The plans you make in the kitchen will not always work out, that is an ironclad rule of the space. There have been too many times to count when I have burnt a screw-head from the oven door into my leg because I was wearing shorts and forgot where I was and times when my produce has been too past its prime to use. At these times, once the cursing dies down and salve is applied, you basically have to completely change what it was you were going to do that day.
Sunday was a day like that for us. The intention was for me to start on my Bread Project and then we would go for a late lunch using a coupon we had and end with a nice one-pot dish for dinner. None of those things happened exactly as we had planned. The bread I attempted to make was the famous no-knead bread. I failed, miserably. The yeast never woke up and performed its magic, I suspect it was a combination of it either being dead yeast (a distinct possibility) or that day was simply too hot and humid (also a likely culprit). That failure was quickly followed by another.
The face of failure.
I re-read the coupon and lo and behold, it couldn't be used until after 4 p.m. At least I looked before we left with a meal in mind. That left one viable option: it was lunch time and we would just have to move up the dinner idea.
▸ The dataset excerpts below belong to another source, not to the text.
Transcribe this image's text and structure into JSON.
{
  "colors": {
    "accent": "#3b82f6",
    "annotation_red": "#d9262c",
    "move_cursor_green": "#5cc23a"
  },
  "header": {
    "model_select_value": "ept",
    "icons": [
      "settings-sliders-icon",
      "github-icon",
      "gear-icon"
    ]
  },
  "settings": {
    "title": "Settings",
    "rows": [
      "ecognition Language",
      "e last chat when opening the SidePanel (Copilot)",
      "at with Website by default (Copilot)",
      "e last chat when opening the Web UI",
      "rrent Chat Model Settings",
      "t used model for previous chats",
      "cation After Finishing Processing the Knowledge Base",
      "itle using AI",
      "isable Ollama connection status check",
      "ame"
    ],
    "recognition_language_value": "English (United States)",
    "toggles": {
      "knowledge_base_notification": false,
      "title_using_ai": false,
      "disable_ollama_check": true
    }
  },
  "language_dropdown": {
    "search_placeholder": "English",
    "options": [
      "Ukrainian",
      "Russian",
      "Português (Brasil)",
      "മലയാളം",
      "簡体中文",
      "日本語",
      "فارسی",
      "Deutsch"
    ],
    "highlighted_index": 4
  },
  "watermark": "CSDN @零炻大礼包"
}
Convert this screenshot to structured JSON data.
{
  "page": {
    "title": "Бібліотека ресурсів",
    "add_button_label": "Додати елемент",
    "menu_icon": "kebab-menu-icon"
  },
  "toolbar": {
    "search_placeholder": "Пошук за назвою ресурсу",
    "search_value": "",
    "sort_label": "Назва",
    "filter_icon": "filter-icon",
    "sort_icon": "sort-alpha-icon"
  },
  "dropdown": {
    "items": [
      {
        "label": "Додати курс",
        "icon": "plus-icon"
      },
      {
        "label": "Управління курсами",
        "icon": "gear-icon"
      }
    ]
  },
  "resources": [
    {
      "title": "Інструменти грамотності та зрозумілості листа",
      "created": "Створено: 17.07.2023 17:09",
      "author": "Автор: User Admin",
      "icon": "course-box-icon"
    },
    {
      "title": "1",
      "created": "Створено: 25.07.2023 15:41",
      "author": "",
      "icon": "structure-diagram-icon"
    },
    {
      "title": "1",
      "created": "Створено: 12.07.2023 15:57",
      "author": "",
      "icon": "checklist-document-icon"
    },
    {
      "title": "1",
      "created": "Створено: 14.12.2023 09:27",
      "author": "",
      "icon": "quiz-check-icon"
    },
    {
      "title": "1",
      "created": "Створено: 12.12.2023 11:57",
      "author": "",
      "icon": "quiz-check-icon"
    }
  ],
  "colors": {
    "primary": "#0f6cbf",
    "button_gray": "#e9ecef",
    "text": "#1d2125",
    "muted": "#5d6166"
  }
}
The Tex-Mex Arroz con Pollo was indeed a success and I know first-hand that it can take as little as an hour to prepare (and you can take a quick shower while it's in the oven to no ill effects).
Fresh is better, no?
The finished product. Served with a side of fajita-style veggies.
Tex-Mex Arroz con Pollo
Adapted from Prevention Magazine's Easy One-Dish Meals via Esther's mama
2 tsp olive oil
1 large red bell pepper, diced*
1 med. onion, diced
2 celery stalks, diced
3 garlic cloves, minced
1 bay leaf
12 oz. skinless, boneless chicken thighs, cut into 1-inch chunks
3/4 cup long-grain white rice
2 tsp chili powder
2 tsp ground cumin
1 tsp dried oregano
1/2 tsp ground turmeric
1/8 tsp ground red pepper (cayenne)
1 cup chicken broth*
1/2 cup water
14-oz can chopped green chilies, drained*
1 15-oz can black beans, rinsed and drained
1/2 cup diced tomato*
Fresh cilantro or parsley sprigs for garnish*
Servings: 4-8*
*Lots of notes: 1. We used a green pepper because I bought the wrong kind, no harm, just a little different color. 2. I actually used Better Than Boullion and it worked fine. 3. We used fresh cubanelle peppers because Esther's co-worker generously shared some with us. 4. We used a whole can of diced tomatoes, some of the liquid drained. 5. I hate cilantro, so we didn't use it. We had parsley, but didn't use that either. 6. The servings would be gigantic at 4, lunch-sized at 8, we went with 6 and were more than satisfied.
As a general rule for me, the seasoning measures are a suggestion. I like things spicy, so I used a bit more cayenne and added some homemade hot sauce to the diced tomatoes (Esther didn't know that when I made it). I also like to organize my cooking area so that everything that gets added in the same step is together. All the veggies are in their own bowl, all the spices and rice, etc. It makes adding things a little easier and saves time.
Directions:
Preheat oven to 375 degrees.
In an ovenproof pot or pan (I used my trusty 5 qt Dutch oven), warm the oil over medium-high heat. Add the bell peppers, onions, celery, garlic and bay leaf (do it, I know it seems out of place), if you use fresh green chiles add them now and saute for 2 to 3 minutes, or until the vegetables begin to soften.
Add the chicken, reduce the heat to medium (I did not do this since my pan was pretty crowded) and saute for 3 minutes (or around 5), or until the chicken is lightly browned or no longer pink outside. (I turned the heat down to medium once I was done with the chicken, you should too at this point).
Stir in the rice and remaining spices, cook for 1 minute, or until the spices are fragrant and have coated everything.
Add in broth, water and canned chiles (if using). Cover and bake for 20 minutes.
After 20 minutes, uncover, stir in beans and tomatoes. Leave uncovered and bake for an additional 5 minutes or until beans are heated. Add garnishes if you desire.
The recipe is fairly straightforward. Esther's mom made it on the stove (as opposed to in the oven), and it turned out fine - the veggies might be a little softer. We ate it with a side of fajita veggies I just whipped up from an onion, a summer squash, some peppers, a tablespoon of vegetable oil, spices and heat.